Lastly, progressive muscle relaxation [PMR] is where individuals learn to tense and relax individual muscle groups so that they are more relaxed over time, and it has Grade A evidence for migraine prevention.

Given that there are significant issues in patients being able to pursue these behavioral therapies due to difficulty finding providers, insurance reimbursement, or having a lack of time, I wanted to develop more scalable and accessible forms of these behavioral therapies.

How did you do that?

Progressive muscle relaxation appeared the easiest to integrate into a smartphone application that patients could access and use to practice on their own. Therefore, I developed the RELAXaHEAD application to offer treatment to patients. We’ve studied it successfully in the neurology setting, emergency department, and primary care in patients with migraine or multiple sclerosis, and now insomnia. I recently received an NIH R01 award to do a Phase 3 clinical trial of PMR in primary care settings.

What about mindfulness?

Mindfulness is one of the emerging treatments being studied for migraine prevention. Traditionally, we were looking at a 50% reduction in headache days as the primary outcome in headache or migraine trials. So far, mindfulness hasn’t necessarily hit that outcome measure, but it is helping to improve migraine-related disability and quality of life, which are now considered clinically important outcomes.

There is great research being done on mindfulness-based stress reduction [MBSR] and mindfulness-based cognitive therapies. It is exciting that MBSR is more accessible than one-on-one CBT for migraine. However, at this point, these are still emerging treatments, and there’s research that needs to be done.

As more individuals enroll in studies of behavioral therapies and wearables, how do you envision future behavioral research and treatment for migraine?

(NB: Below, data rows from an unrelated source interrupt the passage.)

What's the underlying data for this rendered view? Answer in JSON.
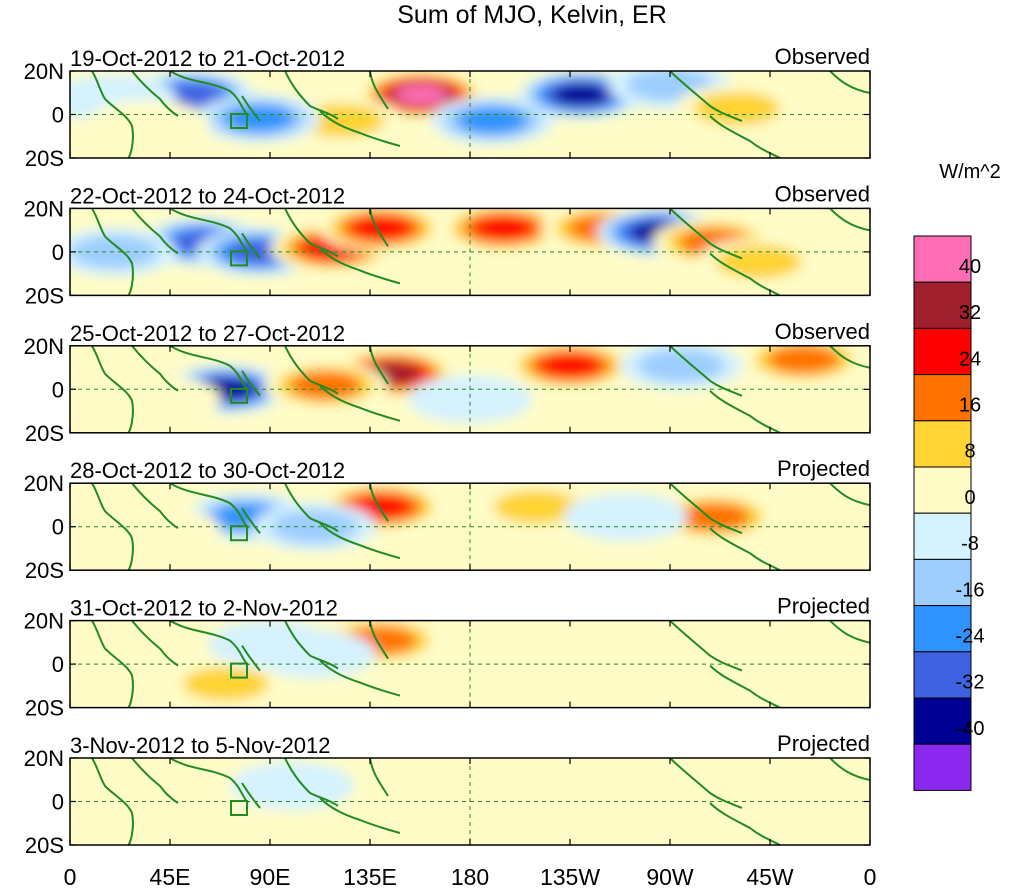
{
  "chart_data": {
    "type": "heatmap",
    "title": "Sum of MJO, Kelvin, ER",
    "colorbar": {
      "units": "W/m^2",
      "tick_labels": [
        "40",
        "32",
        "24",
        "16",
        "8",
        "0",
        "-8",
        "-16",
        "-24",
        "-32",
        "-40"
      ],
      "colors": [
        "#ff6eb4",
        "#a0212d",
        "#fe0000",
        "#ff7200",
        "#fed333",
        "#fffcc7",
        "#d5f2ff",
        "#9dcefe",
        "#2e93ff",
        "#3f63e0",
        "#000095",
        "#8b28f0"
      ]
    },
    "x_ticks": [
      "0",
      "45E",
      "90E",
      "135E",
      "180",
      "135W",
      "90W",
      "45W",
      "0"
    ],
    "y_ticks": [
      "20N",
      "0",
      "20S"
    ],
    "panels": [
      {
        "period": "19-Oct-2012 to 21-Oct-2012",
        "kind": "Observed",
        "blobs": [
          {
            "lon": 158,
            "lat": 10,
            "value": 44
          },
          {
            "lon": 122,
            "lat": -3,
            "value": 18
          },
          {
            "lon": 55,
            "lat": 10,
            "value": -28
          },
          {
            "lon": 85,
            "lat": -2,
            "value": -22
          },
          {
            "lon": 190,
            "lat": -3,
            "value": -26
          },
          {
            "lon": 230,
            "lat": 10,
            "value": -36
          },
          {
            "lon": 270,
            "lat": 15,
            "value": -14
          },
          {
            "lon": 300,
            "lat": 3,
            "value": 12
          },
          {
            "lon": 20,
            "lat": 8,
            "value": -10
          },
          {
            "lon": 35,
            "lat": -5,
            "value": 10
          }
        ]
      },
      {
        "period": "22-Oct-2012 to 24-Oct-2012",
        "kind": "Observed",
        "blobs": [
          {
            "lon": 60,
            "lat": 5,
            "value": -30
          },
          {
            "lon": 85,
            "lat": 0,
            "value": -34
          },
          {
            "lon": 118,
            "lat": 2,
            "value": 30
          },
          {
            "lon": 140,
            "lat": 12,
            "value": 28
          },
          {
            "lon": 195,
            "lat": 12,
            "value": 30
          },
          {
            "lon": 240,
            "lat": 12,
            "value": 20
          },
          {
            "lon": 265,
            "lat": 10,
            "value": -36
          },
          {
            "lon": 290,
            "lat": 5,
            "value": 26
          },
          {
            "lon": 20,
            "lat": 0,
            "value": -16
          },
          {
            "lon": 310,
            "lat": -5,
            "value": 14
          }
        ]
      },
      {
        "period": "25-Oct-2012 to 27-Oct-2012",
        "kind": "Observed",
        "blobs": [
          {
            "lon": 70,
            "lat": 0,
            "value": -40
          },
          {
            "lon": 145,
            "lat": 8,
            "value": 36
          },
          {
            "lon": 115,
            "lat": 2,
            "value": 20
          },
          {
            "lon": 225,
            "lat": 12,
            "value": 30
          },
          {
            "lon": 275,
            "lat": 12,
            "value": -14
          },
          {
            "lon": 330,
            "lat": 15,
            "value": 20
          },
          {
            "lon": 40,
            "lat": -5,
            "value": 10
          },
          {
            "lon": 180,
            "lat": -5,
            "value": -10
          }
        ]
      },
      {
        "period": "28-Oct-2012 to 30-Oct-2012",
        "kind": "Projected",
        "blobs": [
          {
            "lon": 140,
            "lat": 10,
            "value": 32
          },
          {
            "lon": 80,
            "lat": 5,
            "value": -20
          },
          {
            "lon": 110,
            "lat": 0,
            "value": -18
          },
          {
            "lon": 210,
            "lat": 10,
            "value": 12
          },
          {
            "lon": 290,
            "lat": 5,
            "value": 20
          },
          {
            "lon": 40,
            "lat": -2,
            "value": 8
          },
          {
            "lon": 250,
            "lat": 5,
            "value": -8
          }
        ]
      },
      {
        "period": "31-Oct-2012 to 2-Nov-2012",
        "kind": "Projected",
        "blobs": [
          {
            "lon": 140,
            "lat": 12,
            "value": 20
          },
          {
            "lon": 70,
            "lat": -10,
            "value": 12
          },
          {
            "lon": 90,
            "lat": 10,
            "value": -10
          },
          {
            "lon": 200,
            "lat": -8,
            "value": 6
          },
          {
            "lon": 110,
            "lat": 5,
            "value": -8
          }
        ]
      },
      {
        "period": "3-Nov-2012 to 5-Nov-2012",
        "kind": "Projected",
        "blobs": [
          {
            "lon": 70,
            "lat": 0,
            "value": 10
          },
          {
            "lon": 100,
            "lat": 8,
            "value": -6
          },
          {
            "lon": 210,
            "lat": 0,
            "value": 4
          },
          {
            "lon": 150,
            "lat": -8,
            "value": 5
          }
        ]
      }
    ]
  }
}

It’s a really exciting time in headache medicine, with many individuals enrolling in smartphone-based studies and studies with wearables. However, many are downloading applications or using wearables that have not been studied, and we don’t know their efficacy.

Therefore, I encourage patients to enroll in research studies; that way we can learn whether such interventions can be helpful. Over time, we can deliver progressive muscle relaxation, cognitive behavioral therapy, and biofeedback using mobile health technology.

Isabel Reyes is a research technician at the NYU Grossman School of Medicine.